How does this play out for Bob? Maybe when he hits a low 172 lbs., he uncharacteristically orders dessert with his standing order at Texas Roadhouse for a few weeks, returns to 175, and no one’s the wiser. He may even say, “I was really craving that!” We brush it off for him in a way we don’t for someone at 300. “Craving, sure,” we roll our eyes at the man who’s worn the same pants since high school. Who’s to say his craving is any different from our chronic food noise, and only has a different name because of its transience?
Next year, after a vacation of eating out, he climbs to 178. Unknowingly, for the next few weeks, he eats less and returns to his baseline.

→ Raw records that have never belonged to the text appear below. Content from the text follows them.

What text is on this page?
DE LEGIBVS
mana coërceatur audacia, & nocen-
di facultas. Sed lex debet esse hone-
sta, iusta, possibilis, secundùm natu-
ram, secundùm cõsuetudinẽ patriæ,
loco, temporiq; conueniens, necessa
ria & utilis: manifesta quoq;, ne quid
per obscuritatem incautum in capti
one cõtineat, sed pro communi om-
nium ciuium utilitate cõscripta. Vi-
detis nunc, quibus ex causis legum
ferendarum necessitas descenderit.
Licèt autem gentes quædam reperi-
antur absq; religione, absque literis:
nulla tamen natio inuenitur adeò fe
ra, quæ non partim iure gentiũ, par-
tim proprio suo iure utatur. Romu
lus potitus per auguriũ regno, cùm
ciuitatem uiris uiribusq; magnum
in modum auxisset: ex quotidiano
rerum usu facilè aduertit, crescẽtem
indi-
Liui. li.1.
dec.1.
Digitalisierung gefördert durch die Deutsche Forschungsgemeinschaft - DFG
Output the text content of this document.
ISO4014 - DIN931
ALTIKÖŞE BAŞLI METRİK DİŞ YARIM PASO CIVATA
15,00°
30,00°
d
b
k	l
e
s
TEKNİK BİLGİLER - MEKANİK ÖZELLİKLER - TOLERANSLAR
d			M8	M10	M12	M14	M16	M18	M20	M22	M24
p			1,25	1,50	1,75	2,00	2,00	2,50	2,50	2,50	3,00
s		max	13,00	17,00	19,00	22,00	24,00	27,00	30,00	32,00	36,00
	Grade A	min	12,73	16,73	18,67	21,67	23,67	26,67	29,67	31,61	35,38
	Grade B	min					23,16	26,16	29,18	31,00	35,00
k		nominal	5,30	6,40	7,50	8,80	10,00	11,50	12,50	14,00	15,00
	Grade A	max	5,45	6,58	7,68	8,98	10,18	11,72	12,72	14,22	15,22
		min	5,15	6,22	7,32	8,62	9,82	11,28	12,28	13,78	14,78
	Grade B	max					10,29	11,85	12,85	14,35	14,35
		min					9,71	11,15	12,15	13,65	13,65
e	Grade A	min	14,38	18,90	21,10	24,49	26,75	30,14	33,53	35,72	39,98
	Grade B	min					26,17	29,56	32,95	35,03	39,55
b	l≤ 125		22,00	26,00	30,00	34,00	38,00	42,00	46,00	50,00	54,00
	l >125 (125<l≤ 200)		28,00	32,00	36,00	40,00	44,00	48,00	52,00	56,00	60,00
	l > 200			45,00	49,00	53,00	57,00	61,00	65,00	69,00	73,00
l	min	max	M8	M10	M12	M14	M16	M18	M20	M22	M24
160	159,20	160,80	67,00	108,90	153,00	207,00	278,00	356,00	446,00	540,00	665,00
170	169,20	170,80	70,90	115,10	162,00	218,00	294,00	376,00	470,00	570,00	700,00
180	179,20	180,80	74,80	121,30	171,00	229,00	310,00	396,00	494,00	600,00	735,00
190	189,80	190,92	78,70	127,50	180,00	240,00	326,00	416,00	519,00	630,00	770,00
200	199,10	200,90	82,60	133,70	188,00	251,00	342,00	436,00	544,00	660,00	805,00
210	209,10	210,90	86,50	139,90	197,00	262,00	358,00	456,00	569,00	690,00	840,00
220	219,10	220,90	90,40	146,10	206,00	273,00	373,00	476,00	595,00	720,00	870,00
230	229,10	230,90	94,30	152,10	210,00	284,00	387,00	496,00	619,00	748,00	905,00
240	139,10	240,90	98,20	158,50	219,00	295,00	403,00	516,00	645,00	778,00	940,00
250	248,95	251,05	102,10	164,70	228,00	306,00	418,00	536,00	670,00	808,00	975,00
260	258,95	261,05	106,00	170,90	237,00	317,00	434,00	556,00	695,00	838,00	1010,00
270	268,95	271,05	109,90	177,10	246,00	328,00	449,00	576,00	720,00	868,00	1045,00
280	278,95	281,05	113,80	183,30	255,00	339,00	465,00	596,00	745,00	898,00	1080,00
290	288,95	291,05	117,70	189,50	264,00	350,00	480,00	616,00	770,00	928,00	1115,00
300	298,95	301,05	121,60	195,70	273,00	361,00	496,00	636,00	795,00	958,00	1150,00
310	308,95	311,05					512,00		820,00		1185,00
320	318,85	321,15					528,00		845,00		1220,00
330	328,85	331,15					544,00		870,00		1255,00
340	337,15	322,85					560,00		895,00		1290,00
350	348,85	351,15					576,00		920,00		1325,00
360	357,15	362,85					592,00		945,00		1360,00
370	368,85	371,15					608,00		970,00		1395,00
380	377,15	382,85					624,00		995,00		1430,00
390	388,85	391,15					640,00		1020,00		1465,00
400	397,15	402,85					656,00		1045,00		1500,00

Here’s the surprise. Obese people can do the same. When I was at my set point—that was well into obesity—I had no trouble getting rid of a few pounds of vacation weight in the same way. Then, when I hit the weight I had been for months prior, the wall reappeared.
This may be why many healthy-weight people think of GLP-1s as cheating. They get great joy from delicious foods like anyone else and assume we’re simply giving in more often. The disconnect is they are usually at their set point, so their cravings are rare and resolve when they return to it. Only when below it—where an obese dieter lives—does the desire to indulge exponentiate.
Hunger and food noise are different jobs in the same system, split into punishment and reward. Hunger is the day-to-day auditor, a negative reinforcer tied to immediate deficit that’s mostly agnostic about set point or ideal weight. Food noise is the name given to persistent craving that rewards you for moving back toward your set point, whatever that may be. Once you see the split, obesity looks less like a moral deficit than set-point defense gone awry.
Tomorrow, how I frame struggles like this to better find a path through life.

Loved the post, fully agree (had bulimia, now I'm effortlessly at a perfect weight for years).
I would also add that I think the mentioned thermostat doesn't only regulate your weight, I think it discards excessive calories automatically too.
E.g. for me it currently feels like no matter what I eat, my body would throw away the excessive stuff.